All dissuasive designs were perceived as less appealing, worse tasting, more harmful than the standard cork tip and white tip cigarettes. The dissuasive sticks were less often chosen as a cigarette one would want to try. The evaluations of designs were relatively similar across gender, smoking and snus use status, and smoking susceptibility. In multinomial regressions, perceptions of taste and harm differences were associated with perceived product trial.
This study supports earlier findings, and suggest that the use of unpleasant colours and warnings printed directly on cigarette sticks could increase perceived harmfulness, reduce notions of good taste, and possibly reduce desires to experiment with cigarettes in adolescence.

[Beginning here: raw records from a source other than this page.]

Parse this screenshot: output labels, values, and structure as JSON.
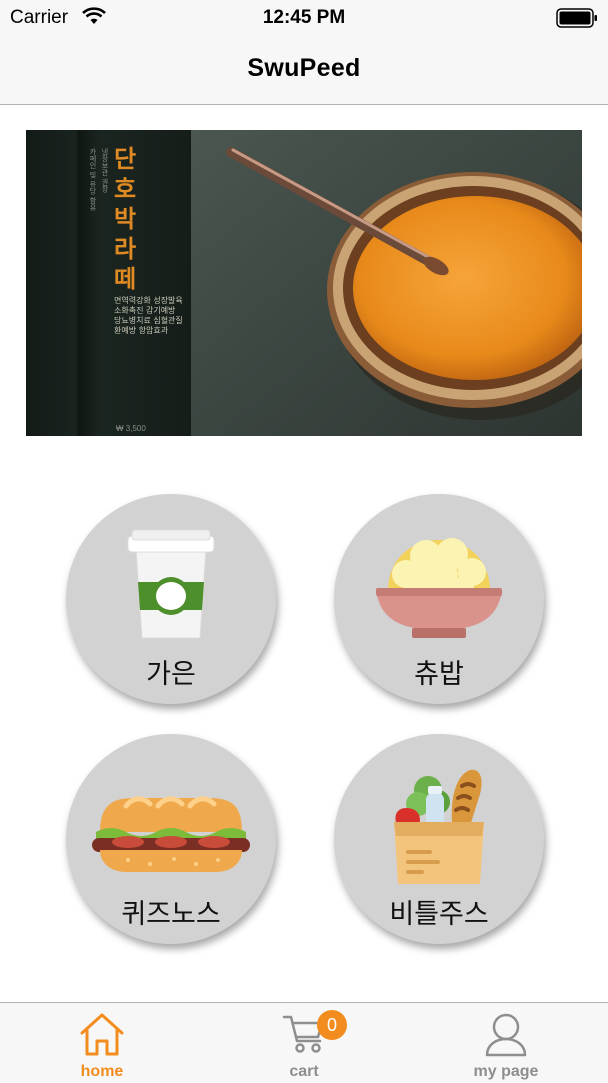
{
  "status_bar": {
    "carrier": "Carrier",
    "time": "12:45 PM"
  },
  "nav": {
    "title": "SwuPeed"
  },
  "banner": {
    "title": "단호박라떼",
    "side_text": [
      "카페인 및 유당 함유",
      "냉장보관 권장",
      "단호박라떼 소개",
      "음료"
    ],
    "description": "면역력강화 성장발육 소화촉진 감기예방 당뇨병치료 심혈관질환예방 항암효과",
    "price": "₩ 3,500"
  },
  "menu": [
    {
      "label": "가은",
      "icon": "coffee-cup-icon"
    },
    {
      "label": "츄밥",
      "icon": "rice-bowl-icon"
    },
    {
      "label": "퀴즈노스",
      "icon": "sandwich-icon"
    },
    {
      "label": "비틀주스",
      "icon": "grocery-bag-icon"
    }
  ],
  "tabs": [
    {
      "label": "home",
      "icon": "home-icon",
      "active": true
    },
    {
      "label": "cart",
      "icon": "cart-icon",
      "badge": "0"
    },
    {
      "label": "my page",
      "icon": "person-icon"
    }
  ],
  "colors": {
    "accent": "#f38c1e",
    "inactive": "#8e8e8e",
    "circle": "#d2d2d2"
  }
}
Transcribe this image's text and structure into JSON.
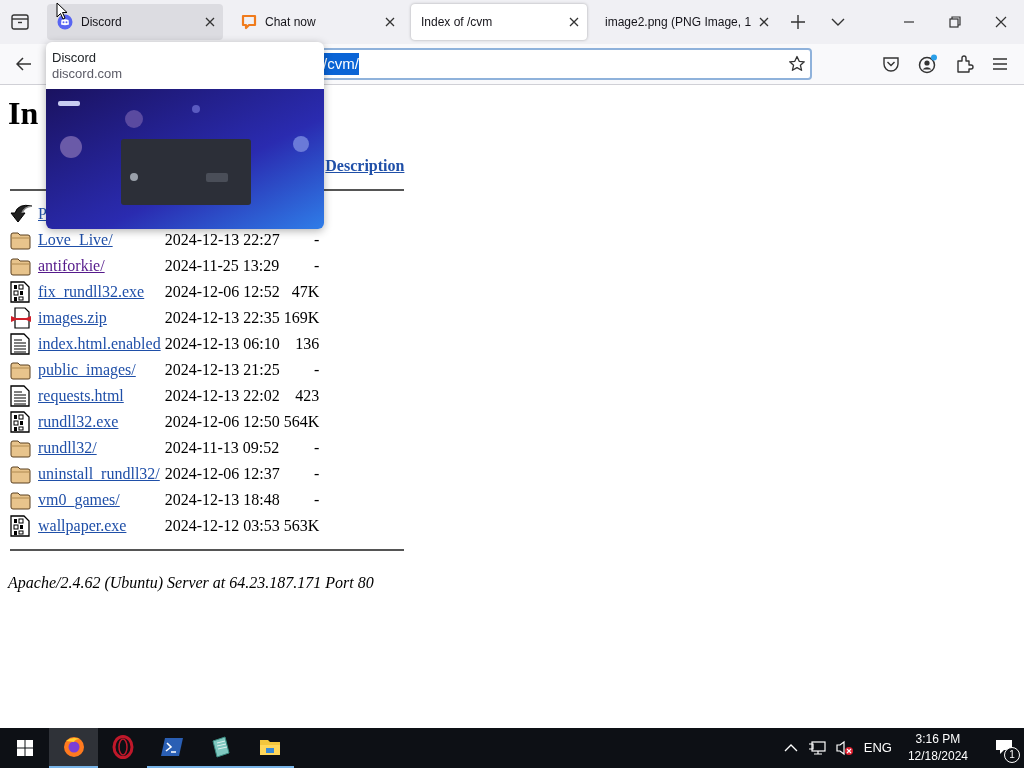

Today, common design features for cigarette sticks internationally include filters, filter colours, stick length and width, and the use of flavours or flavour capsules. The use of logos, colours and decorative elements printed directly on cigarette sticks has also been documented . An influence on connotations of smoking from these types of design features is suggested in studies showing effects on perceptions of harmfulness and taste in both adults [2,3,4] and adolescents [5, 6]. White-tipped cigarettes were found to be perceived as less harmful in O’Connor et al. , slim and super-slim cigarettes tended to be more popular among adolescents in Ford et al. , while a preference for capsule cigarettes has been demonstrated for adolescents [5, 7] and adult smokers .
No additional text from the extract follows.